Monday, 24 June 2013

Corsica Bound: Diary of Departure: 15

We're both up early, Di to clean the house, me to clean myself and  pack. We always stumble silently around 'Chez Diane' on our last day, so I put on some Ennio Morricone.
For breakfast we eat most of the remaining provisions and make up a food bag of what's left for our neighbor Marie Lucie. As I dunk crusts into my coffee, the stale bread reminds me of something I wrote on our last visit:

Yesterday's Bread

“Everyday but Sunday” she says
Glancing over my shoulder
As she counts out change
 Every day but Sunday
In the shadow of St Augustine
Crusts offered reluctantly
From the back of a crumpled white van

I am not yet 'of the village'
So have worked my way 
From the back of the queue

'Voila, you were lucky'
She draws a dark brown oddment
From within, then
Steps to her left
Blocking my view

I bound home with flour on my chest
To find you in the kitchen
Teacups brimful
Over your shoulder I see
The remnants of yesterday's bread
"Always leave a crust 
To show you're not in need"
Terry's chant
"Waste not, want for nothing"

I am my father's son
So every dawn we test our teeth 
On yesterday’s bread
Leaving the soft and the fresh 
For tomorrow

You hold me hopefully
As I picture pater
Tight lipped and wanting
Pressing broken teeth
Into the back of his smile

We ready the house for our absence during the summer.
- Secure the blinds and windows
- Turn off the gas in the kitchen
- Turn off the electricity and water supply in the downstairs shower room
- Lock the front door

As we leave the house I look to my right at what used to be our view of the mountain villages, now blocked by our neighbor's recent development. His front door is a fine, solid thing, engraved with musical motifs. 'X' is a talented musician. I remember the commotion when his grand piano was delivered to the house by half a dozen shirtless young men who grunted and groaned under the weight of the instrument while 'X' tutted and clucked, issuing directions from above. Once the piano was inside there was a brief silence before the playing started. 'X's house is floor boarded and the music reverberated from within and out over the valley. We reluctantly leant in, our resentments briefly forgotten.
It was a sad and beautiful moment.
We shuffle silently past our recently departed neighbour Titin's sculptures. 
They will grace the rocks outside our house long after we've all gone.

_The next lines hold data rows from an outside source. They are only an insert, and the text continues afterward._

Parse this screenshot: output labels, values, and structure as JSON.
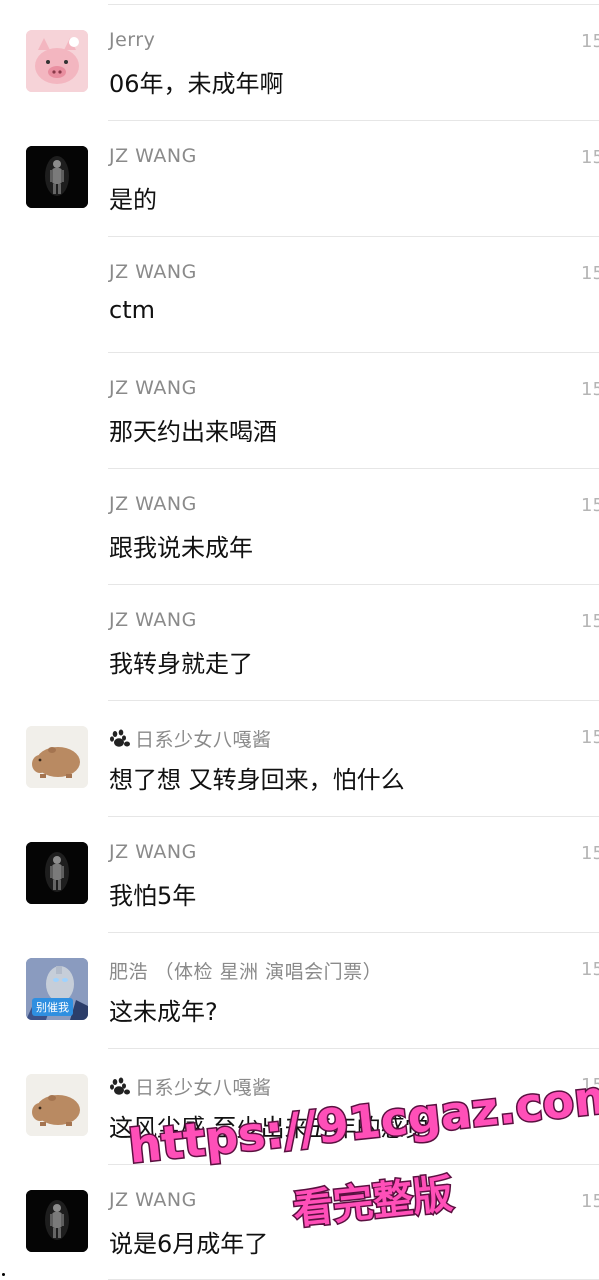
{
  "messages": [
    {
      "sender": "Jerry",
      "text": "06年，未成年啊",
      "time": "15",
      "avatar": "pig-avatar"
    },
    {
      "sender": "JZ WANG",
      "text": "是的",
      "time": "15",
      "avatar": "dark-figure-avatar"
    },
    {
      "sender": "JZ WANG",
      "text": "ctm",
      "time": "15",
      "avatar": ""
    },
    {
      "sender": "JZ WANG",
      "text": "那天约出来喝酒",
      "time": "15",
      "avatar": ""
    },
    {
      "sender": "JZ WANG",
      "text": "跟我说未成年",
      "time": "15",
      "avatar": ""
    },
    {
      "sender": "JZ WANG",
      "text": "我转身就走了",
      "time": "15",
      "avatar": ""
    },
    {
      "sender": "日系少女八嘎酱",
      "text": "想了想 又转身回来，怕什么",
      "time": "15",
      "avatar": "capybara-avatar",
      "sender_icon": "paw-icon"
    },
    {
      "sender": "JZ WANG",
      "text": "我怕5年",
      "time": "15",
      "avatar": "dark-figure-avatar"
    },
    {
      "sender": "肥浩 （体检 星洲 演唱会门票）",
      "text": "这未成年?",
      "time": "15",
      "avatar": "hero-avatar",
      "avatar_badge": "别催我"
    },
    {
      "sender": "日系少女八嘎酱",
      "text": "这风尘感 至少出来五年的感觉",
      "time": "15",
      "avatar": "capybara-avatar",
      "sender_icon": "paw-icon"
    },
    {
      "sender": "JZ WANG",
      "text": "说是6月成年了",
      "time": "15",
      "avatar": "dark-figure-avatar"
    }
  ],
  "watermark": {
    "url": "https://91cgaz.com",
    "subtitle": "看完整版"
  },
  "colors": {
    "name": "#8a8a8a",
    "text": "#111111",
    "separator": "#e6e6e6",
    "watermark": "#ff4fb8",
    "badge": "#2f8fe0"
  }
}
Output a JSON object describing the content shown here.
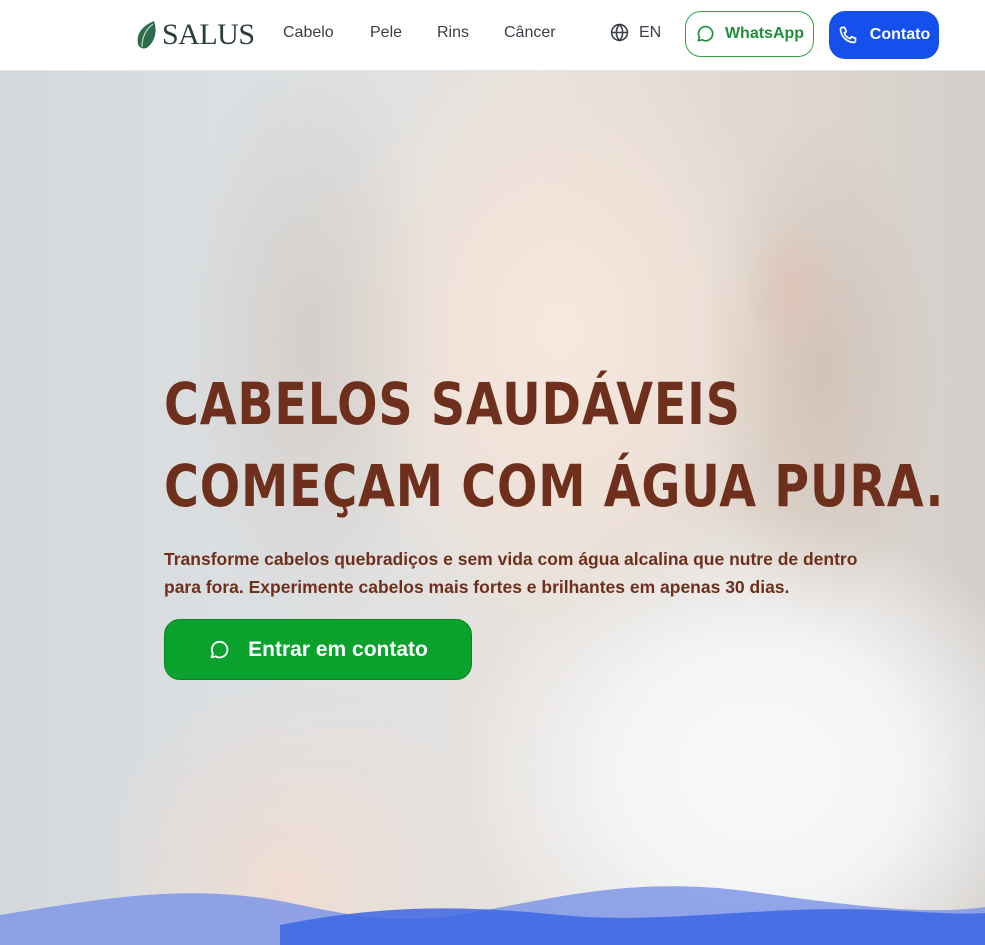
{
  "header": {
    "brand": "SALUS",
    "nav": [
      {
        "label": "Cabelo"
      },
      {
        "label": "Pele"
      },
      {
        "label": "Rins"
      },
      {
        "label": "Câncer"
      }
    ],
    "language_label": "EN",
    "whatsapp_label": "WhatsApp",
    "contact_label": "Contato"
  },
  "hero": {
    "headline_line1": "CABELOS SAUDÁVEIS",
    "headline_line2": "COMEÇAM COM ÁGUA PURA.",
    "subtitle": "Transforme cabelos quebradiços e sem vida com água alcalina que nutre de dentro para fora. Experimente cabelos mais fortes e brilhantes em apenas 30 dias.",
    "cta_label": "Entrar em contato"
  },
  "colors": {
    "primary_blue": "#1550ec",
    "whatsapp_green": "#0aa22d",
    "headline_brown": "#6e301c"
  },
  "icons": {
    "globe": "globe-icon",
    "whatsapp": "whatsapp-icon",
    "phone": "phone-icon"
  }
}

Titin was a good age and was seemingly rock solid, costaud, until the end.
We thought that he'd go on forever...

I think back to the morning we officially moved in to 'Chez Diane'. Di and our friends Gregg and Suzi stripped wallpaper whilst I went off tapping on neighbors' doors in search of a tin opener. Titin and his nephew had just returned from an early morning hunt and Titin dragged me into his kitchen and plied me with pastis. We drank until the bottle was empty and I stumbled home mid morning with a 'Ricard' bottle opener, no tin opener, and a seaside smile...
As we enter the square by St Augustine's church we look up to our right at the house of our English/Australian friends Janet and David who translated the village's ways for us when we first arrived. Janet and David worked in tourism and were massively influential in popularizing the island back in the 50s and 60s. Their children grew up in the house, went to the local schools and are as Corsican as it's possible for foreign blood to be. When we first arrived in the village Janet and David flitted between Paris in the winter and long summers in the house, visited by family and a whole host of quirky friends. Their children, now grown, are successful in the world of theatre and design, so there was always a bohemian aura permeating from within those walls.

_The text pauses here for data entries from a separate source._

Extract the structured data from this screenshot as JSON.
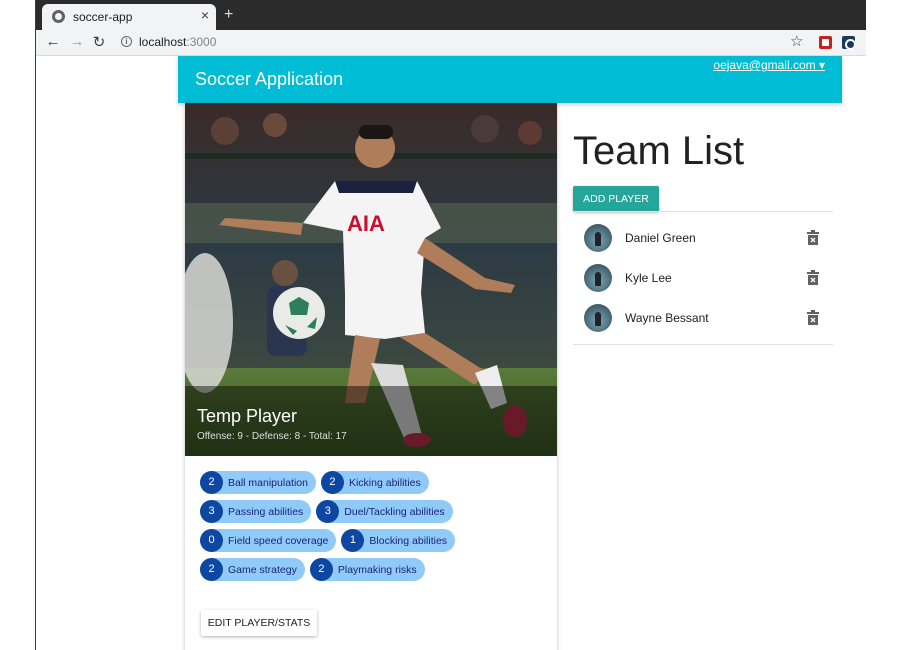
{
  "browser": {
    "tab_title": "soccer-app",
    "tab_close": "×",
    "new_tab": "+",
    "url_host": "localhost",
    "url_port": ":3000",
    "icons": {
      "back": "arrow-left-icon",
      "forward": "arrow-right-icon",
      "reload": "reload-icon",
      "site_info": "info-icon",
      "bookmark": "star-icon"
    }
  },
  "appbar": {
    "title": "Soccer Application",
    "user_menu": "oejava@gmail.com ▾",
    "color": "#00bcd4"
  },
  "player": {
    "name": "Temp Player",
    "stats_line": "Offense: 9 - Defense: 8 - Total: 17",
    "skills": [
      [
        {
          "value": "2",
          "label": "Ball manipulation"
        },
        {
          "value": "2",
          "label": "Kicking abilities"
        }
      ],
      [
        {
          "value": "3",
          "label": "Passing abilities"
        },
        {
          "value": "3",
          "label": "Duel/Tackling abilities"
        }
      ],
      [
        {
          "value": "0",
          "label": "Field speed coverage"
        },
        {
          "value": "1",
          "label": "Blocking abilities"
        }
      ],
      [
        {
          "value": "2",
          "label": "Game strategy"
        },
        {
          "value": "2",
          "label": "Playmaking risks"
        }
      ]
    ],
    "edit_button": "EDIT PLAYER/STATS",
    "chip_color": "#90caf9",
    "chip_number_color": "#0d47a1"
  },
  "team": {
    "title": "Team List",
    "add_button": "ADD PLAYER",
    "add_button_color": "#26a69a",
    "members": [
      {
        "name": "Daniel Green"
      },
      {
        "name": "Kyle Lee"
      },
      {
        "name": "Wayne Bessant"
      }
    ],
    "delete_icon": "trash-icon"
  }
}
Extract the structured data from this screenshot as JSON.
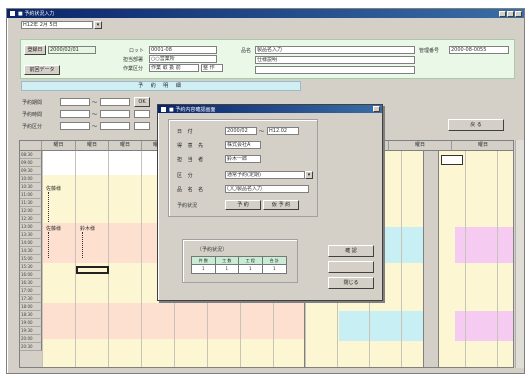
{
  "window": {
    "title": "■ 予約状況入力",
    "date_value": "H12年 2月 5日"
  },
  "header": {
    "left_button_1": "登録日",
    "left_field_1": "2000/02/01",
    "label_a": "ロット",
    "field_a": "0001-08",
    "label_b": "担当部署",
    "field_b": "○○営業所",
    "label_c": "作業区分",
    "field_c": "作業 取 扱 前",
    "field_c2": "整 作",
    "left_button_2": "前回データ",
    "label_d": "品名",
    "field_d": "製品名入力",
    "field_e": "仕様説明",
    "label_right": "管理番号",
    "field_right": "2000-08-0055"
  },
  "section_band": "予 約 明 細",
  "filters": {
    "row1_label": "予約期間",
    "row2_label": "予約時間",
    "row3_label": "予約区分",
    "from1": "",
    "to1": "",
    "from2": "",
    "to2": "",
    "from3": "",
    "to3": "",
    "ok_label": "OK",
    "right_btn": "戻  る"
  },
  "grid": {
    "columns": [
      "曜日",
      "曜日",
      "曜日",
      "曜日",
      "曜日",
      "曜日",
      "曜日",
      "曜日",
      "曜日",
      "曜日",
      "曜日",
      "曜日"
    ],
    "row_labels": [
      "08:30",
      "09:00",
      "09:30",
      "10:00",
      "10:30",
      "11:00",
      "11:30",
      "12:00",
      "12:30",
      "13:00",
      "13:30",
      "14:00",
      "14:30",
      "15:00",
      "15:30",
      "16:00",
      "16:30",
      "17:00",
      "17:30",
      "18:00",
      "18:30",
      "19:00",
      "19:30",
      "20:00",
      "20:30"
    ],
    "booking_1": "佐藤様",
    "booking_2": "佐藤様",
    "booking_3": "鈴木様"
  },
  "dialog": {
    "title": "■ 予約内容確認画面",
    "date_label": "日 付",
    "date_from": "2000/02",
    "date_to": "H12.02",
    "customer_label": "得 意 先",
    "customer_value": "株式会社A",
    "member_label": "担 当 者",
    "member_value": "鈴木一郎",
    "category_label": "区 分",
    "category_value": "通常予約(定期)",
    "item_label": "品 名 名",
    "item_value": "〇〇製品名入力",
    "reserve_label": "予約状況",
    "reserve_opt1": "予 約",
    "reserve_opt2": "仮 予 約",
    "summary_title": "〔予約状況〕",
    "summary_cols": [
      "件 数",
      "工 数",
      "工 程",
      "合 計"
    ],
    "summary_vals": [
      "1",
      "1",
      "1",
      "1"
    ],
    "btn_ok": "確 認",
    "btn_mid": "",
    "btn_close": "閉じる"
  },
  "colors": {
    "booking_peach": "#fde0cf",
    "booking_yellow": "#fcf7d2",
    "cyan_band": "#c8eff4",
    "pink_band": "#f6cbf1",
    "green_field": "#e4f7e0"
  }
}
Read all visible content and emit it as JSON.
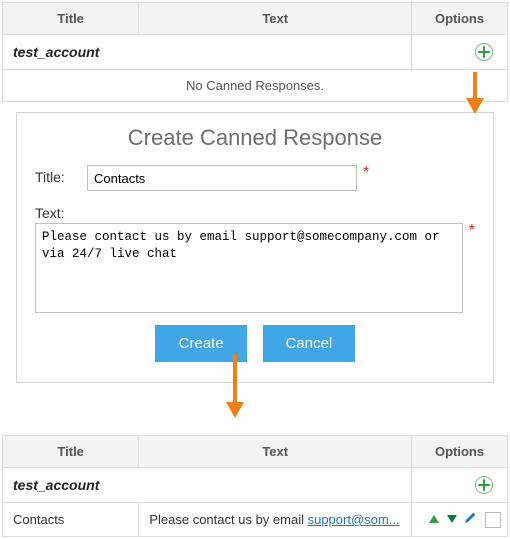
{
  "table1": {
    "headers": {
      "title": "Title",
      "text": "Text",
      "options": "Options"
    },
    "account": "test_account",
    "empty_msg": "No Canned Responses."
  },
  "form": {
    "heading": "Create Canned Response",
    "title_label": "Title:",
    "title_value": "Contacts",
    "text_label": "Text:",
    "text_value": "Please contact us by email support@somecompany.com or via 24/7 live chat",
    "create_btn": "Create",
    "cancel_btn": "Cancel"
  },
  "table2": {
    "headers": {
      "title": "Title",
      "text": "Text",
      "options": "Options"
    },
    "account": "test_account",
    "row": {
      "title": "Contacts",
      "text_prefix": "Please contact us by email ",
      "text_link": "support@som..."
    }
  },
  "colors": {
    "arrow": "#ef7f1a",
    "btn": "#41a6e6",
    "plus": "#2f9e44",
    "up": "#2f9e44",
    "down": "#0a7a3b",
    "edit": "#1f76c6"
  }
}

These days, part from the odd visit from their kids the rambling house is sadly ever empty... Janet and David now rest in the cemetery above the village, but we still see them waving from the balcony, chuckling and chatting, chuckling and chatting...

At the airport I return the car rental, complimenting the 'Avis' mechanic on our car. 'You liked it?' he says surprised, scratching at his clip board, 'No one likes French cars. It's Renault. How you say? A piece of shit!'
As we board the plane Di gasps, turns and skips back down the steps, elbowing her way past the ascending flow of passengers. 
She's forgotten to kiss the Corsican earth, part of her ritual for departure. Di touches her fingers to her lips and then to the tarmac; lingering a little longer than usual.

Song of the Day: As we are returning to a much anticipated visit from Brian Lopez let's have him singing his own composition 'Love Comes Over You' from yesterday's favourite album, Giant Giant Sand's magnificent miss mash, 'Tuscon'.
It seems oddly appropriate given our unquantifiable intoxication
with this irresistible little island.